In ‘The Last Meal He Ate Before She Killed Him’ the widow who murdered the General is sentenced to re-enact the events leading up to the act several times a day for the benefit of a public needing to feel good about itself. With its air of political will made manifest and suggestions of a populace conditioned to respond as its masters’ wish, this is a story that focuses very clearly on the human damage done by such systematisation. At the same time the story gives us, in the figure of conniving Dominik, a low level apparatchik looking to milk the situation for advancement, someone who initially seems appealing but soon shows his true colours and in doing so reveals the type of people who will flourish in such a climate of fear and correctness. ‘The Bridge’ has a couple moving into a new house and finding a model of their town in the attic, but the differences between the model and reality provide clues as to the fate of the previous owner. It’s a bittersweet piece, at times very moving and with a feel for human frailty.

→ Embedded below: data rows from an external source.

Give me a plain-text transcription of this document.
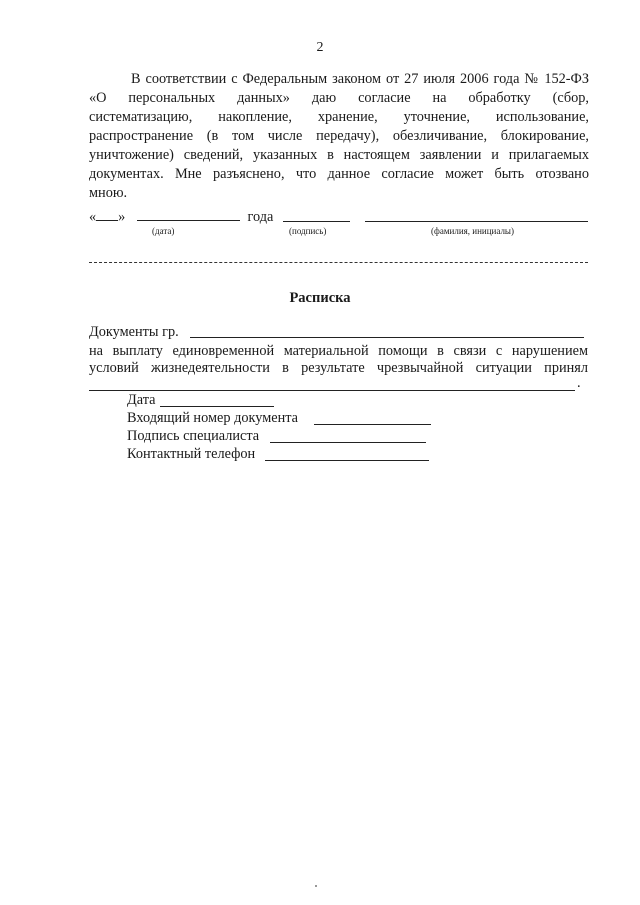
2
В соответствии с Федеральным законом от 27 июля 2006 года № 152-ФЗ
«О персональных данных» даю согласие на обработку (сбор,
систематизацию, накопление, хранение, уточнение, использование,
распространение (в том числе передачу), обезличивание, блокирование,
уничтожение) сведений, указанных в настоящем заявлении и прилагаемых
документах. Мне разъяснено, что данное согласие может быть отозвано
мною.
« »	года
(дата)	(подпись)	(фамилия, инициалы)
Расписка
Документы гр.
на выплату единовременной материальной помощи в связи с нарушением
условий жизнедеятельности в результате чрезвычайной ситуации принял
.
Дата
Входящий номер документа
Подпись специалиста
Контактный телефон
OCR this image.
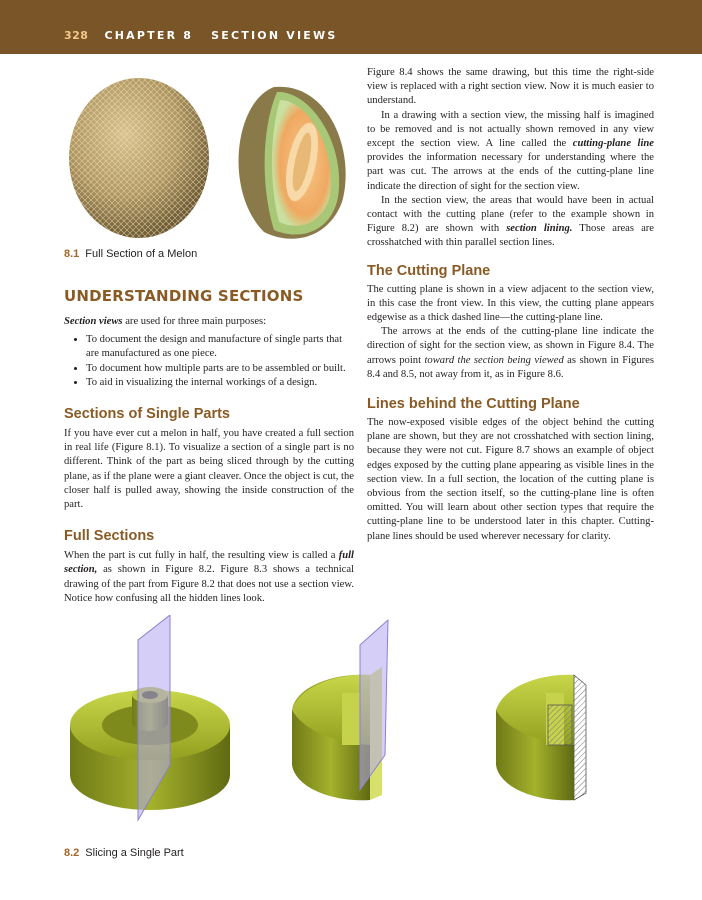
328 CHAPTER 8 SECTION VIEWS
8.1 Full Section of a Melon
UNDERSTANDING SECTIONS

Section views are used for three main purposes:

• To document the design and manufacture of single parts that are manufactured as one piece.
• To document how multiple parts are to be assembled or built.
• To aid in visualizing the internal workings of a design.
Sections of Single Parts

If you have ever cut a melon in half, you have created a full section in real life (Figure 8.1). To visualize a section of a single part is no different. Think of the part as being sliced through by the cutting plane, as if the plane were a giant cleaver. Once the object is cut, the closer half is pulled away, showing the inside construction of the part.

Full Sections

When the part is cut fully in half, the resulting view is called a full section, as shown in Figure 8.2. Figure 8.3 shows a technical drawing of the part from Figure 8.2 that does not use a section view. Notice how confusing all the hidden lines look.

Figure 8.4 shows the same drawing, but this time the right-side view is replaced with a right section view. Now it is much easier to understand.

In a drawing with a section view, the missing half is imagined to be removed and is not actually shown removed in any view except the section view. A line called the cutting-plane line provides the information necessary for understanding where the part was cut. The arrows at the ends of the cutting-plane line indicate the direction of sight for the section view.

In the section view, the areas that would have been in actual contact with the cutting plane (refer to the example shown in Figure 8.2) are shown with section lining. Those areas are crosshatched with thin parallel section lines.

The Cutting Plane

The cutting plane is shown in a view adjacent to the section view, in this case the front view. In this view, the cutting plane appears edgewise as a thick dashed line—the cutting-plane line.

The arrows at the ends of the cutting-plane line indicate the direction of sight for the section view, as shown in Figure 8.4. The arrows point toward the section being viewed as shown in Figures 8.4 and 8.5, not away from it, as in Figure 8.6.

Lines behind the Cutting Plane

The now-exposed visible edges of the object behind the cutting plane are shown, but they are not crosshatched with section lining, because they were not cut. Figure 8.7 shows an example of object edges exposed by the cutting plane appearing as visible lines in the section view. In a full section, the location of the cutting plane is obvious from the section itself, so the cutting-plane line is often omitted. You will learn about other section types that require the cutting-plane line to be understood later in this chapter. Cutting-plane lines should be used wherever necessary for clarity.

8.2 Slicing a Single Part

Finally we have ‘The End of Hope Street’, which originally appeared in Interzone #266 and is currently shortlisted for a British Science Fiction Association Award, and to my mind is the best story in this collection. It painstakingly details the process by which a community falls apart, each of the houses on the street becoming unliveable, the people driven from their homes or dying inside them. You can, if so inclined, take this as a metaphor for the way in which many people are being driven out of the housing market through spiralling prices, and if you do take that approach then the personality of the last man standing on Hope Street is especially revealing. Regardless, this is a story that, while it shows us the end of hope, also gives us reason to hope by emphasising the idea that a community is more than bricks and mortar, that it is the people who live there and how they act with regard to each other. With a large cast of characters, each of whom is deftly drawn, this is a quiet and carefully calibrated version of the apocalypse, the sort of story Ballard would have been proud of.
You Will Grow Into Them is a compendium of strange tales that reveal much about our own world through a form of osmosis, stories in which psychological and spiritual states are made physically manifest. It marks the arrival of a potentially major new talent.